There have also been instructors bent in shallow water doing training dives all day long. The repeated out-of-air assents can take a toll over time. So can not being properly hydrated.

Jon
 
so when you stop freediving that day and you are dead tired where you can't stay awake while driving home, should you head for a chamber? When does this form of DCS become dangerous? Just wondering.
 
I think that it has more to do with prevention than treatment at the sub-clinical level.

Fred said that they found improvement by spacing deep dives out 48-72 hours apart.

Kirk talked about taking your bottom time and doubling that time for your surface interval to help avoid the bends.

I believe that Freediver magazine has published soem tables (where they Spainish?:confused: ) that recommended certain surfce intervals for specific depths.

I just read the NAUI freediving book and they mentioned specific numbers of times that you can decend in a single day to specific depths fo rspecified amounts of bottom times- not quite sure if I trust the NAUI guidelines.

Keeping properly hydrated and resonably warm can also play important roles.

PFO test are done in tech diving, I wonder if anyone has start to usetilize them in freediving?

Jon
 
I have noticed a sleepy feeling after deep dives, especially multiple deep dives.

I know the rule about double the dive time to get the surface interval, but surely it cannot hold for deeper dives. I once got the sleepy feeling after I did two dives to 71m (around 2'20 - 2'30), with 12 minutes in between. I actually wanted to make the 2nd dive after 8 minutes, but I thought I should delay it in case of DCS. I checked a scuba model later and found that I was probably right on the edge of DCS, so I probably got non-clinical DCS (and sleepy). Same thing might have happened to Martin; could it also be a residual narcosis effect?

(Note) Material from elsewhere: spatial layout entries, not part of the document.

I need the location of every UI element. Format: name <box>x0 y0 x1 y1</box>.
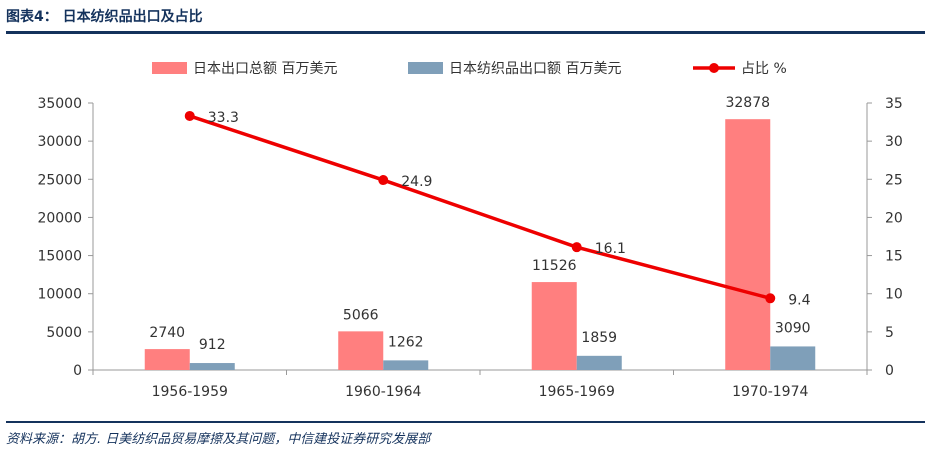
bar-data-label: 3090 <box>775 320 811 336</box>
bar-total-export <box>144 349 190 370</box>
left-axis-tick-label: 15000 <box>37 249 82 265</box>
chart: 0 5000 10000 15000 20000 25000 30000 35000 0 5 10 1… <box>37 61 903 400</box>
bar-textile-export <box>576 355 622 370</box>
bar-total-export <box>338 331 384 370</box>
legend-label: 占比 % <box>741 61 787 77</box>
left-axis-tick-label: 20000 <box>37 210 82 226</box>
legend-label: 日本纺织品出口额 百万美元 <box>449 61 621 77</box>
bar-data-label: 1262 <box>388 334 424 350</box>
left-axis-tick-label: 30000 <box>37 134 82 150</box>
right-axis-tick-label: 25 <box>885 172 903 188</box>
right-axis-tick-label: 20 <box>885 210 903 226</box>
bar-textile-export <box>189 363 235 370</box>
left-axis-tick-label: 25000 <box>37 172 82 188</box>
share-point <box>184 110 195 121</box>
bar-data-label: 11526 <box>532 258 577 274</box>
left-axis-tick-label: 35000 <box>37 96 82 112</box>
right-axis-tick-label: 30 <box>885 134 903 150</box>
left-axis-tick-label: 5000 <box>46 325 82 341</box>
legend-label: 日本出口总额 百万美元 <box>193 61 337 77</box>
bar-data-label: 1859 <box>581 330 617 346</box>
left-axis-tick-label: 10000 <box>37 287 82 303</box>
right-axis-tick-label: 10 <box>885 287 903 303</box>
x-axis-tick-label: 1965-1969 <box>539 384 615 400</box>
share-line <box>189 114 771 300</box>
bar-data-label: 5066 <box>343 307 379 323</box>
bar-data-label: 32878 <box>725 95 770 111</box>
chart-title: 图表4： 日本纺织品出口及占比 <box>6 9 203 25</box>
x-axis-tick-label: 1956-1959 <box>152 384 228 400</box>
legend-swatch-share-point <box>709 63 719 73</box>
share-data-label: 9.4 <box>788 292 810 308</box>
bar-total-export <box>531 282 577 370</box>
bar-total-export <box>725 119 771 370</box>
bar-data-label: 912 <box>199 337 226 353</box>
right-axis-tick-label: 0 <box>885 363 894 379</box>
legend-swatch-total-export <box>152 62 187 74</box>
bar-data-label: 2740 <box>149 325 185 341</box>
share-data-label: 16.1 <box>595 241 626 257</box>
source-note: 资料来源：胡方. 日美纺织品贸易摩擦及其问题，中信建投证券研究发展部 <box>6 432 431 447</box>
share-point <box>378 175 389 186</box>
legend-swatch-textile-export <box>408 62 443 74</box>
x-axis-tick-label: 1960-1964 <box>345 384 421 400</box>
bottom-divider <box>6 421 925 423</box>
left-axis-tick-label: 0 <box>73 363 82 379</box>
share-data-label: 33.3 <box>208 110 239 126</box>
right-axis-tick-label: 5 <box>885 325 894 341</box>
share-data-label: 24.9 <box>401 174 432 190</box>
share-point <box>765 293 776 304</box>
right-axis-tick-label: 35 <box>885 96 903 112</box>
bar-textile-export <box>383 360 429 370</box>
x-axis-tick-label: 1970-1974 <box>732 384 808 400</box>
top-divider <box>6 31 925 34</box>
share-point <box>571 242 582 253</box>
right-axis-tick-label: 15 <box>885 249 903 265</box>
bar-textile-export <box>770 346 816 370</box>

I had the same problem in Summer 2002 when I started doing training for long hangs at 20m-30m. We started doing hangs at 30m, but the hang times became so long that we were afraid of DCS, so we dropped it to 20m; but that famous first experiment on freediving DCS was done in 20m, so even then it can happen. I would really like to know what the interval needs to be. For example, 20m 4'30, 9 minute rest, 20m 4'30, 9 minute rest... etc... is this enough? Or what about 30m 4'00, 8 minute rest, 30m 4'00, 8 minute rest... or 37m 3'45, 7'30 rest, 37m 3'45, 7'30 rest etc...

I'd rather be safe than sorry. If anyone knows the surface interval needed please come forward.


Eric Fattah
BC, Canada
 
What about getting your own doppler bubble detector and start to put together some of your data into your own personal table?

I know that Wings Stock, a California tech instructor, had his own doppler unit about 10 years ago that he used after his deep dives to adjust his deco programs- at least that was the story he told me.

I am sure that you could find, or make, one to do the same tests on yourself.

Actually, it might be neat to get DAN involved and have them attend one of Kirk's, or other's, clinics and take data after a morning of diving. I know that they have done this in the recreational scuba arena.

What kind of surface intervals are Tanya, Loic, Pipin, Umberto and others using on their sled dives?